Les membres du SCFP 5047 – des bibliothécaires qui travaillent au Centre d’éducation régional d’Halifax – favorisent l’alphabétisation dans nos écoles. Ces travailleuses et travailleurs offrent un soutien aux élèves en difficulté, créent des conditions propices à l’éveil de la curiosité et au sentiment d’appartenance, et veillent à ce que chacun(e) se sente interpellé(e) par la lecture.

Les services offerts sont loin d’être optionnels : ils sont fondamentaux. Mais en ce moment même, on les traite comme si on pouvait s’en passer.

Depuis quelques semaines, on assiste à un bras de fer entre le conseil municipal et le conseil scolaire, et au beau milieu de tout ça, ce sont nos membres et nos élèves qui font les frais de cette confrontation politique. C’est inacceptable.

Le conseil scolaire doit clamer haut et fort qu’il soutient les programmes offerts par les bibliothécaires et qu’il s’assurera de protéger les emplois de ces travailleuses et travailleurs.

Les conseillères et conseillers municipaux doivent, pour leur part, mettre en place un financement stable et continu, de sorte qu’on cesse de remettre en question l’avenir de ces programmes d’une année à l’autre. Nous couper l’herbe sous le pied de cette façon, alors qu’il s’agit de services essentiels, témoigne d’une gouvernance irresponsable et d’un manque de leadership.
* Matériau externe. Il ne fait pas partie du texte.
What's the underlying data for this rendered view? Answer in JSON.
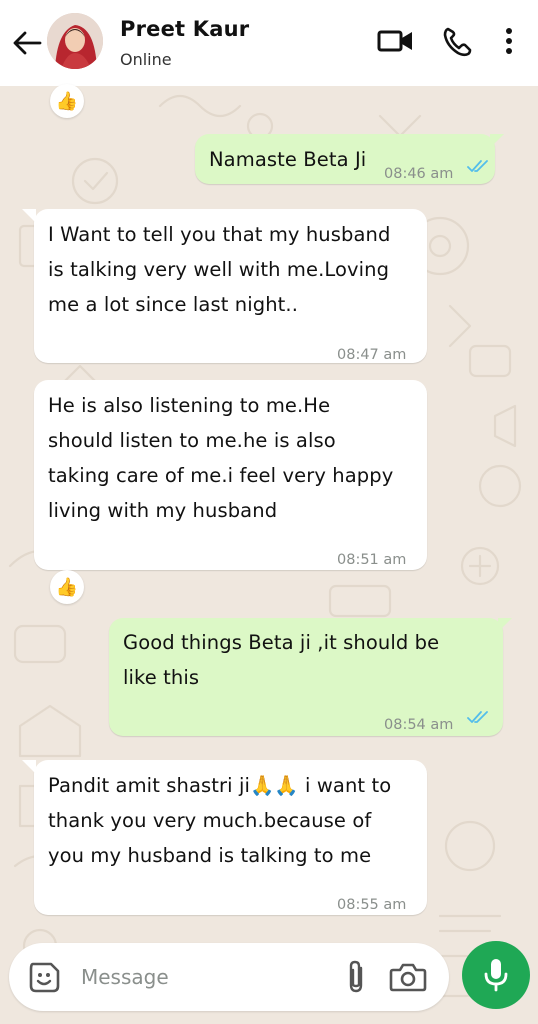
{
  "header": {
    "contact_name": "Preet Kaur",
    "status": "Online",
    "back_icon": "arrow-left-icon",
    "actions": [
      "video-call-icon",
      "voice-call-icon",
      "more-vert-icon"
    ]
  },
  "messages": [
    {
      "direction": "outgoing",
      "lines": [
        "Namaste Beta Ji"
      ],
      "time": "08:46 am",
      "read": true
    },
    {
      "direction": "incoming",
      "lines": [
        "I Want to tell you that my husband",
        "is talking very well with me.Loving",
        "me a lot since last night.."
      ],
      "time": "08:47 am"
    },
    {
      "direction": "incoming",
      "lines": [
        "He is also listening to me.He",
        "should listen to me.he is also",
        "taking care of me.i feel very happy",
        "living with my husband"
      ],
      "time": "08:51 am"
    },
    {
      "direction": "outgoing",
      "lines": [
        "Good things Beta ji ,it should be",
        "like this"
      ],
      "time": "08:54 am",
      "read": true
    },
    {
      "direction": "incoming",
      "lines": [
        "Pandit amit shastri ji🙏🙏 i want to",
        "thank you very much.because of",
        "you my husband is talking to me"
      ],
      "time": "08:55 am"
    }
  ],
  "reactions": [
    "👍",
    "👍"
  ],
  "composer": {
    "placeholder": "Message",
    "left_icon": "sticker-icon",
    "attach_icon": "paperclip-icon",
    "camera_icon": "camera-icon",
    "send_icon": "microphone-icon"
  },
  "colors": {
    "wallpaper": "#efe7de",
    "outgoing_bubble": "#dcf8c6",
    "incoming_bubble": "#ffffff",
    "read_ticks": "#53bdeb",
    "mic_button": "#1fa855"
  }
}
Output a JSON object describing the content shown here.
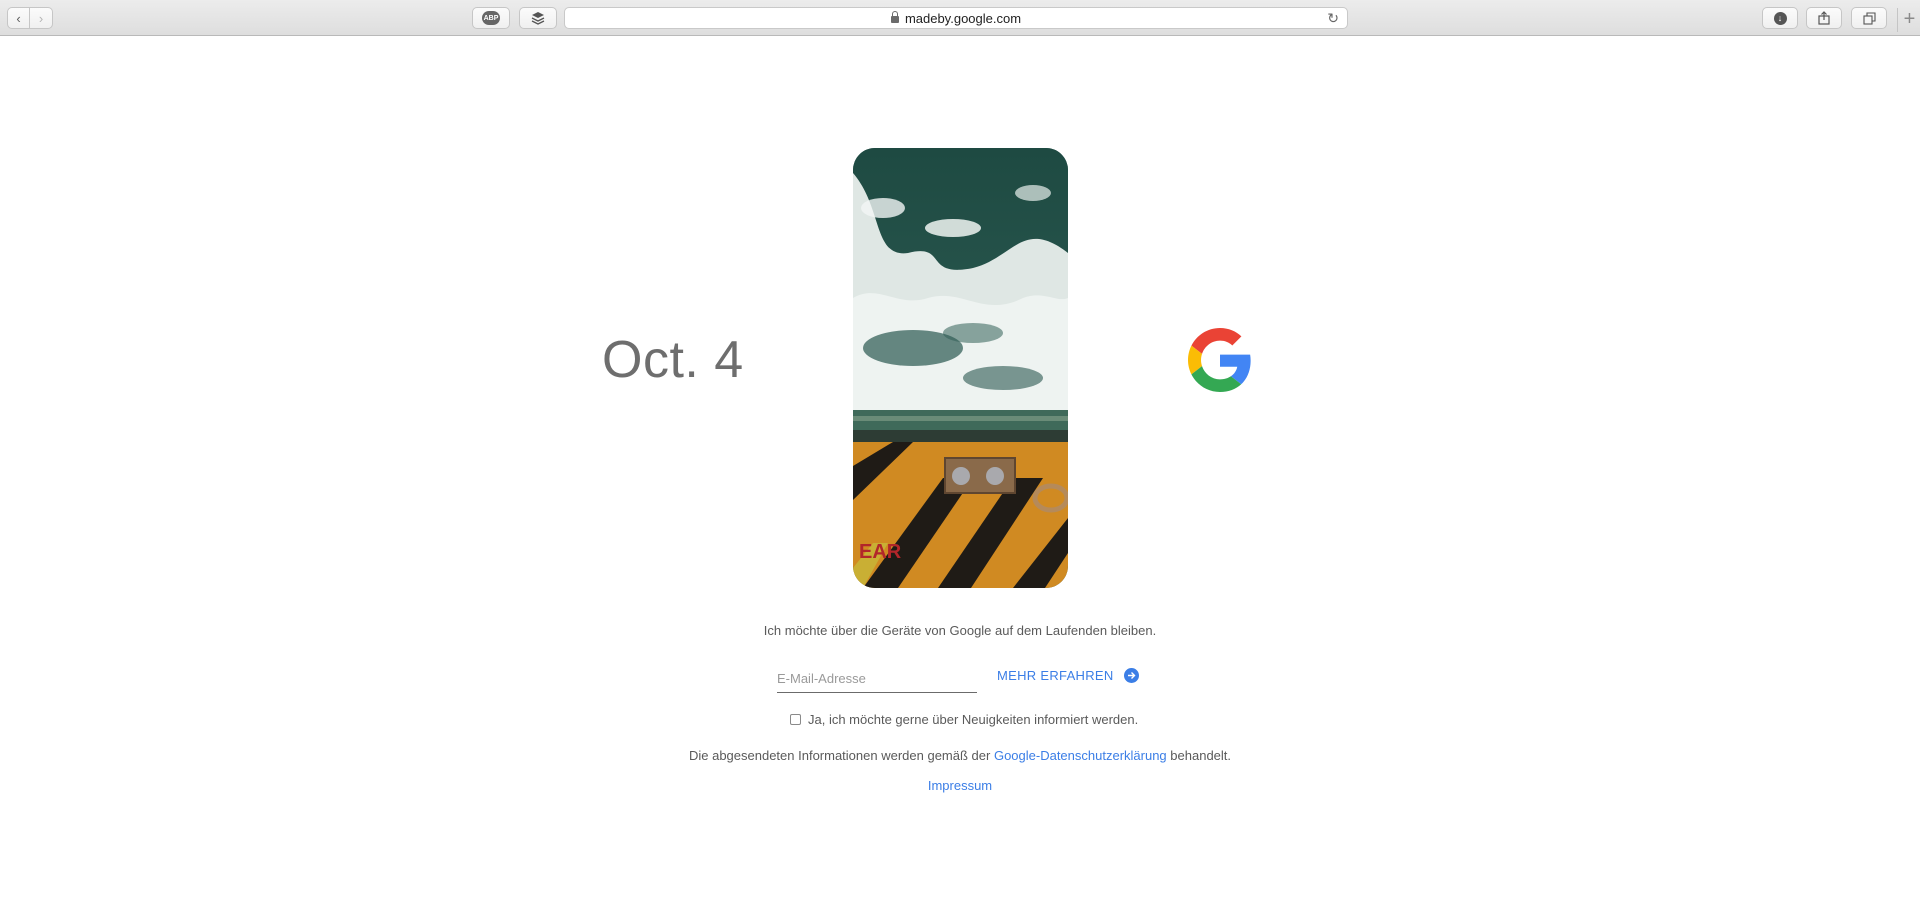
{
  "browser": {
    "url": "madeby.google.com",
    "abp_label": "ABP",
    "new_tab_symbol": "+",
    "icons": [
      "back-icon",
      "forward-icon",
      "adblock-icon",
      "layers-icon",
      "lock-icon",
      "reload-icon",
      "download-icon",
      "share-icon",
      "tabs-icon",
      "new-tab-icon"
    ]
  },
  "hero": {
    "date": "Oct. 4",
    "image_label": "EAR"
  },
  "signup": {
    "prompt": "Ich möchte über die Geräte von Google auf dem Laufenden bleiben.",
    "email_placeholder": "E-Mail-Adresse",
    "email_value": "",
    "cta_label": "MEHR ERFAHREN",
    "checkbox_label": "Ja, ich möchte gerne über Neuigkeiten informiert werden.",
    "checkbox_checked": false
  },
  "footer": {
    "privacy_prefix": "Die abgesendeten Informationen werden gemäß der",
    "privacy_link": "Google-Datenschutzerklärung",
    "privacy_suffix": "behandelt.",
    "impressum": "Impressum"
  },
  "colors": {
    "link": "#3b7ee6",
    "text": "#5a5a5a",
    "google_blue": "#4285F4",
    "google_red": "#EA4335",
    "google_yellow": "#FBBC05",
    "google_green": "#34A853"
  }
}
Nos membres méritent des conditions stables. Nos élèves méritent d’avoir accès aux ressources qui les aident à apprendre, à évoluer et à réussir. Et la population est en droit de demander que les institutions agissent selon une vision claire en se comportant de manière responsable et en faisant preuve de diligence.

Le message qu’on envoie est clair : les responsables du Centre d’éducation régional d’Halifax et les conseillères et conseillers municipaux de la région d’Halifax doivent faire leur travail, c’est-à-dire protéger ces programmes et les gens qui les offrent, ainsi que donner la priorité aux élèves.